The fear: Bias encoded in software used by nominally objective institutions like, say, the justice or education systems will become impossible to root out. Result: injustice baked into the very institutions we count on to maintain a fair society.

What could go wrong: AI learns from data to reach its own conclusions. But training datasets are often gathered from and curated by humans who have social biases. The risk that AI will reinforce existing social biases is rising as the technology increasingly governs education, employment, loan applications, legal representation, and press coverage.

Behind the worries: Bias in AI is already making headlines.

  • Models used by healthcare providers to assign care for 100 million patients suffering from chronic ailments like heart disease and diabetes underestimated how urgently black patients needed care, allowing white patients to receive critical care first.
  • Amazon developed an AI tool to find the best candidates among job applicants. The company abandoned it after an in-house audit found that it rated male applicants much higher than female.
  • Machine learning doesn’t only absorb biases encoded in data, it amplifies them. In the paper “Men Also Like Shopping,” researchers noted that an image classification model identified the subjects in 84 percent of photos of people cooking as women, even though only 66 of the images actually contained women.
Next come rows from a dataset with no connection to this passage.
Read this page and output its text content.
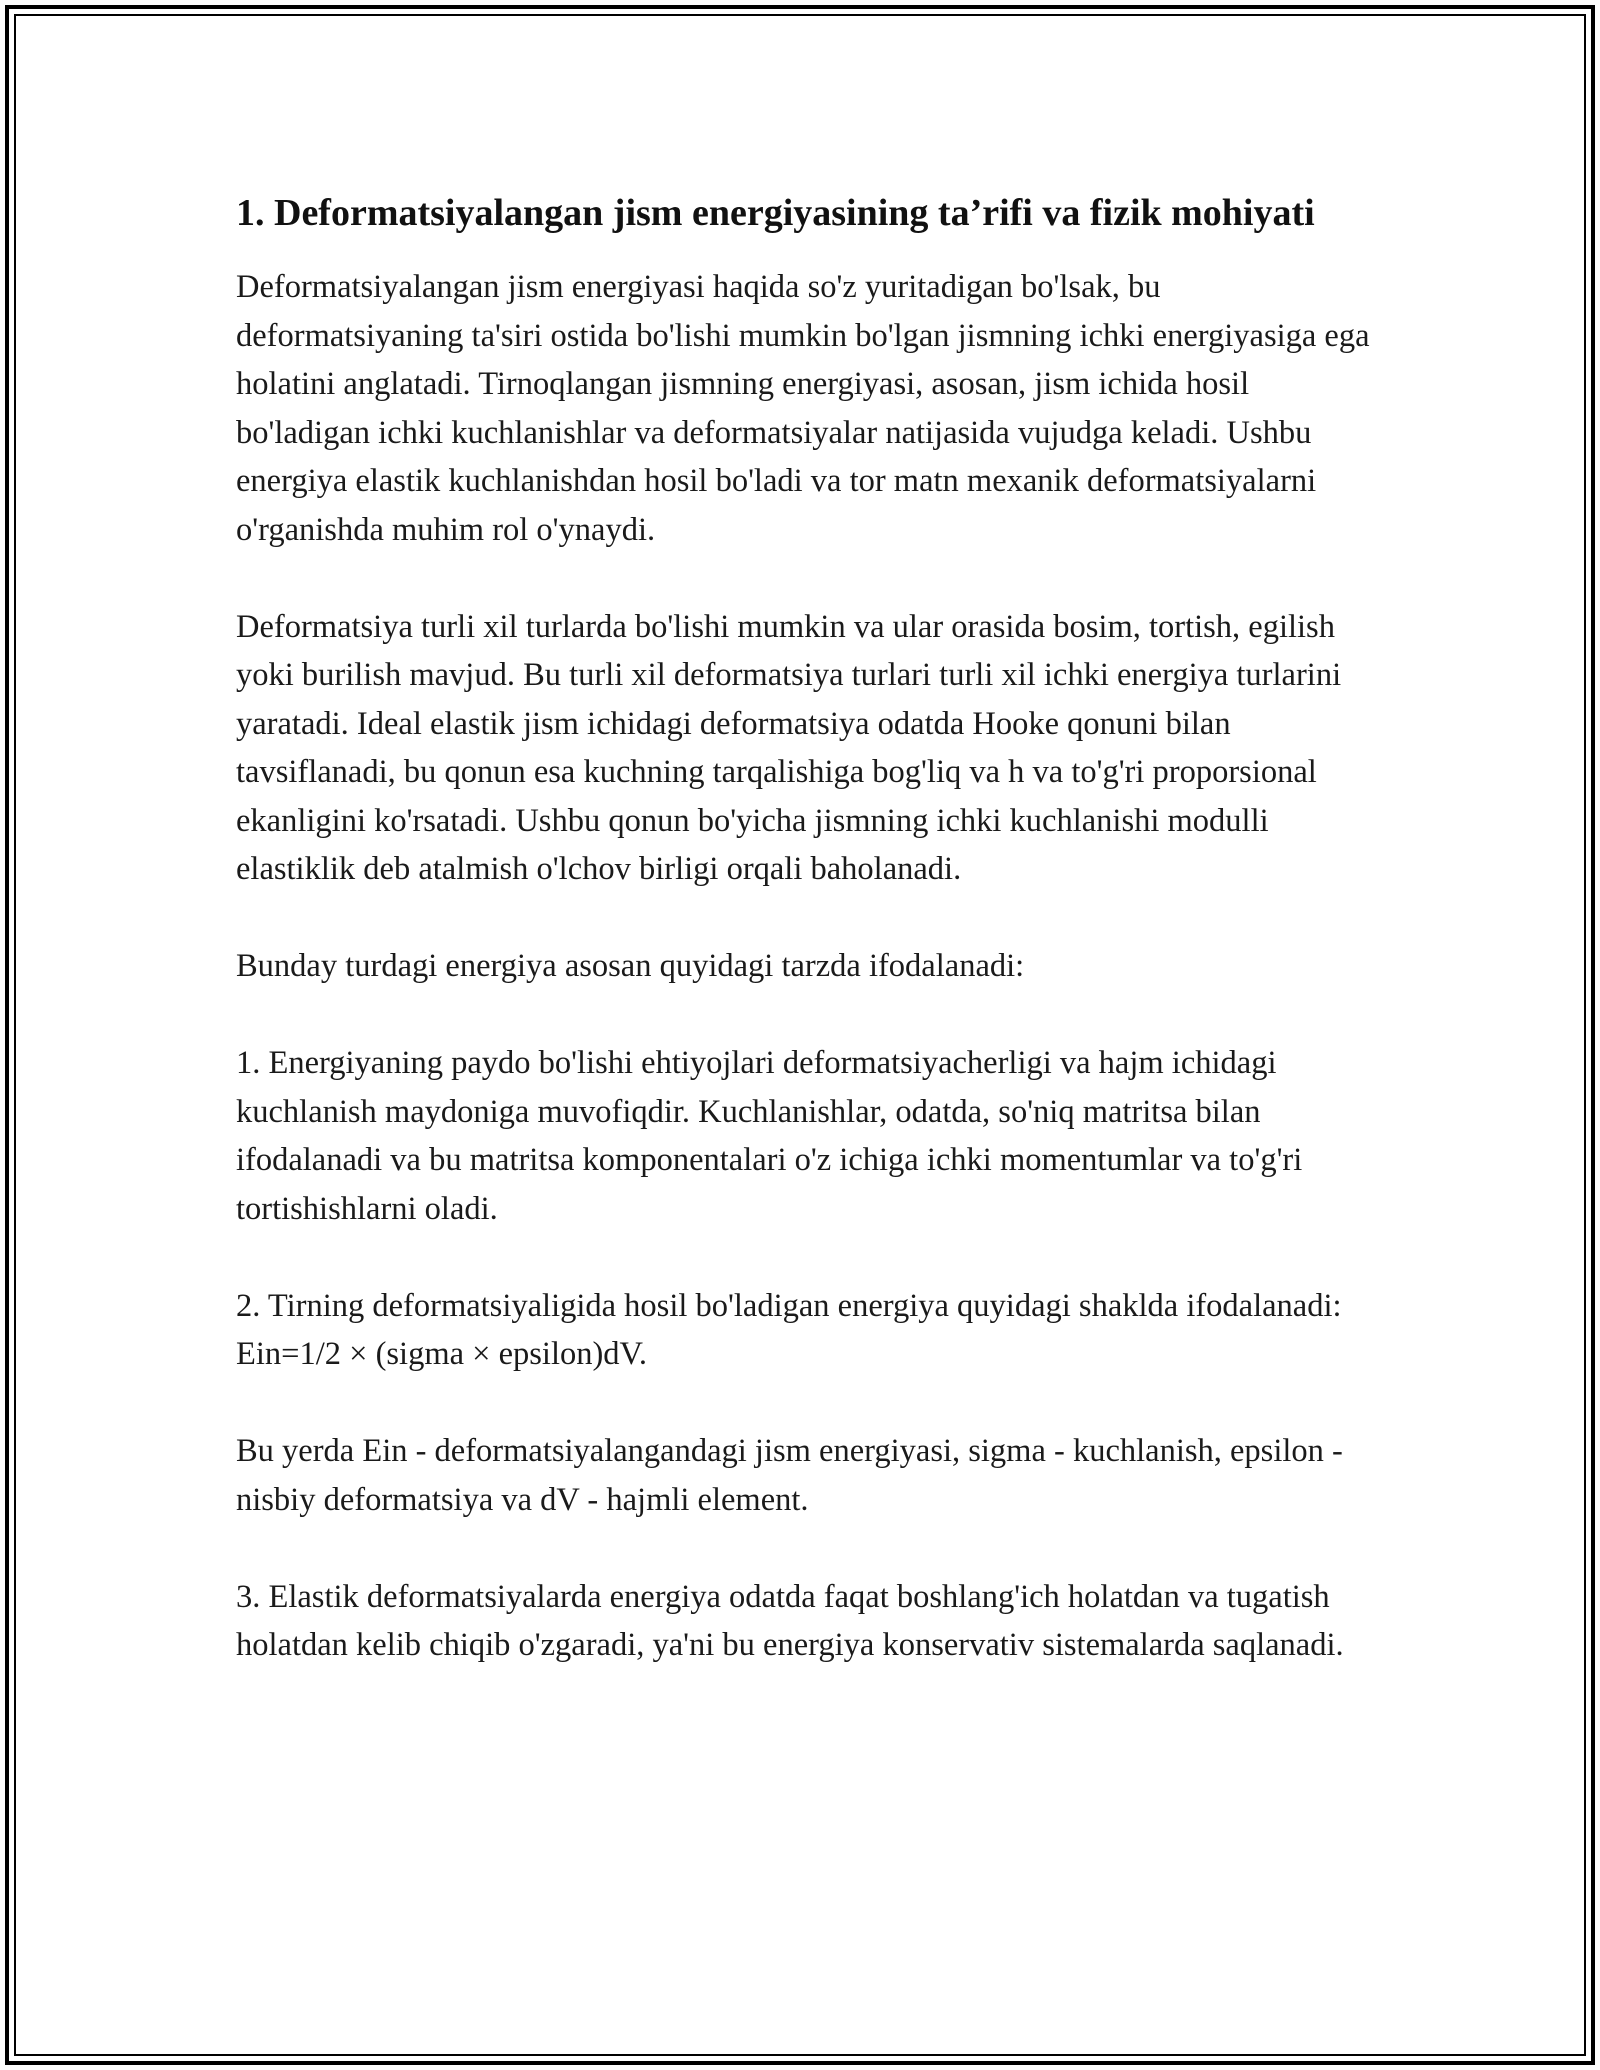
1. Deformatsiyalangan jism energiyasining ta’rifi va fizik mohiyati

Deformatsiyalangan jism energiyasi haqida so'z yuritadigan bo'lsak, bu deformatsiyaning ta'siri ostida bo'lishi mumkin bo'lgan jismning ichki energiyasiga ega holatini anglatadi. Tirnoqlangan jismning energiyasi, asosan, jism ichida hosil bo'ladigan ichki kuchlanishlar va deformatsiyalar natijasida vujudga keladi. Ushbu energiya elastik kuchlanishdan hosil bo'ladi va tor matn mexanik deformatsiyalarni o'rganishda muhim rol o'ynaydi.

Deformatsiya turli xil turlarda bo'lishi mumkin va ular orasida bosim, tortish, egilish yoki burilish mavjud. Bu turli xil deformatsiya turlari turli xil ichki energiya turlarini yaratadi. Ideal elastik jism ichidagi deformatsiya odatda Hooke qonuni bilan tavsiflanadi, bu qonun esa kuchning tarqalishiga bog'liq va h va to'g'ri proporsional ekanligini ko'rsatadi. Ushbu qonun bo'yicha jismning ichki kuchlanishi modulli elastiklik deb atalmish o'lchov birligi orqali baholanadi.

Bunday turdagi energiya asosan quyidagi tarzda ifodalanadi:

1. Energiyaning paydo bo'lishi ehtiyojlari deformatsiyacherligi va hajm ichidagi kuchlanish maydoniga muvofiqdir. Kuchlanishlar, odatda, so'niq matritsa bilan ifodalanadi va bu matritsa komponentalari o'z ichiga ichki momentumlar va to'g'ri tortishishlarni oladi.

2. Tirning deformatsiyaligida hosil bo'ladigan energiya quyidagi shaklda ifodalanadi: Ein=1/2 × (sigma × epsilon)dV.

Bu yerda Ein - deformatsiyalangandagi jism energiyasi, sigma - kuchlanish, epsilon - nisbiy deformatsiya va dV - hajmli element.

3. Elastik deformatsiyalarda energiya odatda faqat boshlang'ich holatdan va tugatish holatdan kelib chiqib o'zgaradi, ya'ni bu energiya konservativ sistemalarda saqlanadi.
Word embeddings used by the model over-associated the act of cooking with female subjects.

How scared should you be: Until companies announce that they train their models on certified bias-free datasets as loudly as they trumpet machine-learning buzzwords, or until such systems pass a third-party audit, it’s a good bet their technology unfairly advantages some people over others.

What to do: In a 2018 keynote, researcher Rachel Thomas explains how machine learning engineers can guard against bias at each step of the development process. She recommends that every dataset come with a sheet describing how the set was compiled and any legal or ethical concerns that occurred to those who assembled it. She also suggests that teams include people from various backgrounds who may be alert to different sorts of bias.